IN A new era of great-power populism, we are likely to step back from talking about an “international community” (which implies commonly accepted standards and norms, the existence of a shared approach to policy questions, and an acceptance of burden-sharing in the name of solidarity) in favor of an international society or an international system in which political communities find ways to coexist and reach mutually-accepted regulations to facilitate transactions. Three decades after George H.W. Bush proclaimed the onset of a “new world order,” populist reactions across the globe mean that the world of the twenty-first century is going to share more similarities with the past. Otherwise, the onset of the COVID-19 pandemic would not have met with a range of responses by leaders strongly reminiscent of those taken by their predecessors a century ago in attempts to contain the global influenza outbreak that had infected one quarter of the world’s population or the Great Depression that followed a decade later.
The postmodern fantasy that the broken shards and remains of the Berlin Wall somehow constituted the secret ingredient to a hitherto unknown formula enabling the spontaneous inception of radically new modes and orders has come to naught. In sum: human beings are still driven to live in political communities by the bonds of blood or history, and their actions remain predominantly driven by considerations of aspiration, fear, honor, or national interest. As has always been the case, great powers will keep playing by rules different from those of smaller powers. And populism, like tyranny, will persist in being a “danger coeval with political life.”

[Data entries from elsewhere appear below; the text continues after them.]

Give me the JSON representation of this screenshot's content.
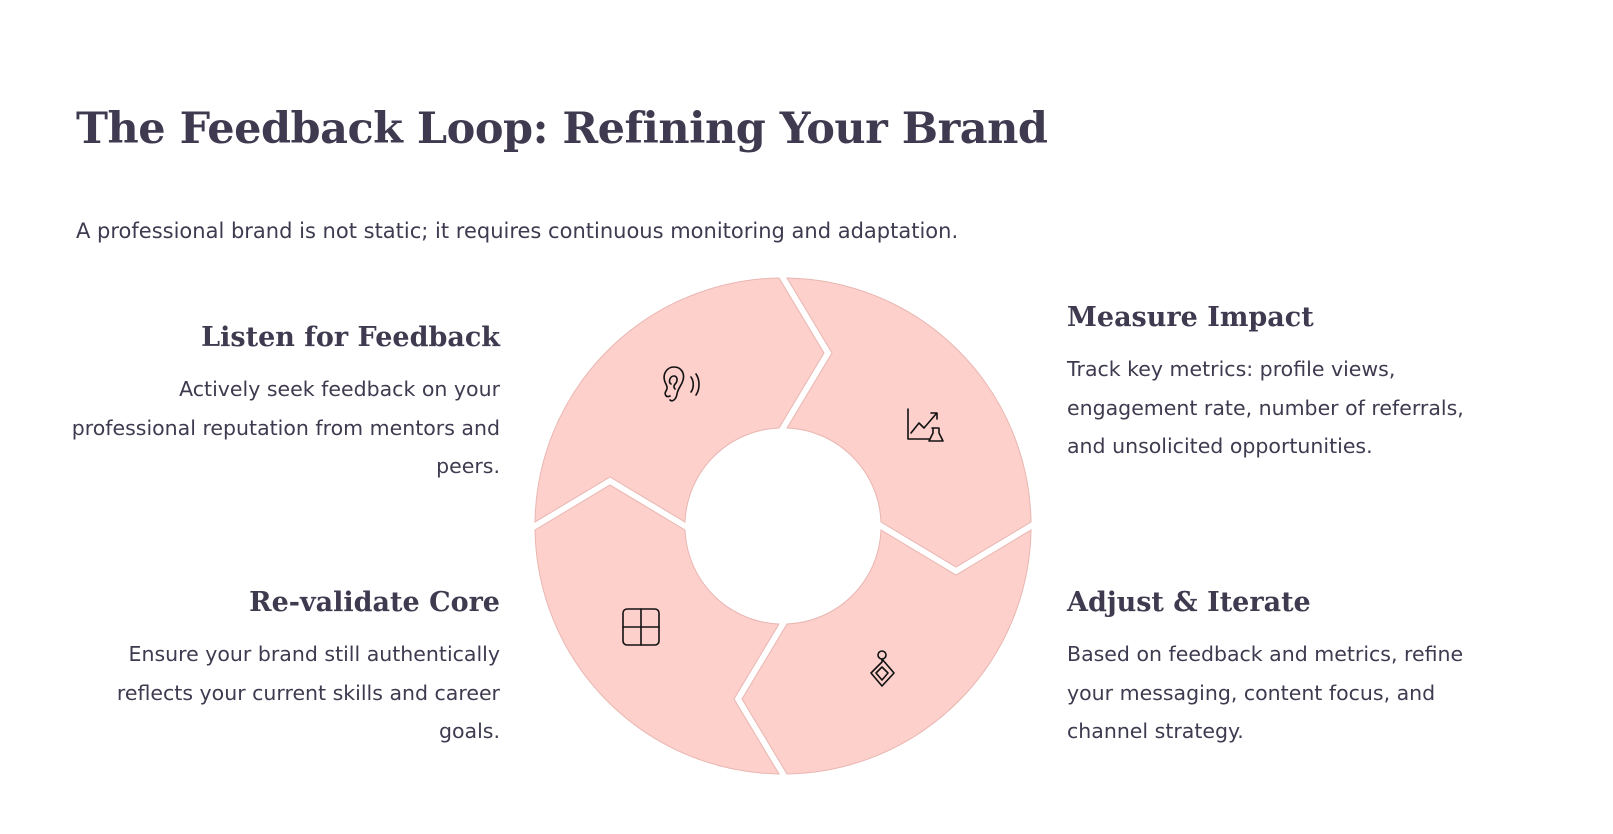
{
  "title": "The Feedback Loop: Refining Your Brand",
  "subtitle": "A professional brand is not static; it requires continuous monitoring and adaptation.",
  "colors": {
    "segment_fill": "#fdd0cc",
    "segment_stroke": "#e9b6b1",
    "text": "#3f3a4f",
    "icon": "#111111"
  },
  "steps": [
    {
      "heading": "Listen for Feedback",
      "body": "Actively seek feedback on your professional reputation from mentors and peers.",
      "icon": "ear-listening-icon"
    },
    {
      "heading": "Measure Impact",
      "body": "Track key metrics: profile views, engagement rate, number of referrals, and unsolicited opportunities.",
      "icon": "chart-flask-icon"
    },
    {
      "heading": "Adjust & Iterate",
      "body": "Based on feedback and metrics, refine your messaging, content focus, and channel strategy.",
      "icon": "diamond-pendant-icon"
    },
    {
      "heading": "Re-validate Core",
      "body": "Ensure your brand still authentically reflects your current skills and career goals.",
      "icon": "grid-icon"
    }
  ]
}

Nikolas K. Gvosdev is the Captain Jerome E. Levy chair at the U.S. Naval War College, Senior Fellow at the Foreign Policy Research Institute, and Senior Fellow at the Carnegie Council for Ethics in International Affairs.
Damjan Krnjević Mišković, a former senior Serbian and UN official, is Director of Policy Research and Publications at Azerbaijan’s ADA University, having taken a leave of absence as Executive Director of the Center for International Relations and Sustainable Development (CIRSD), a Belgrade-based think tank.
The views expressed in this essay are their own.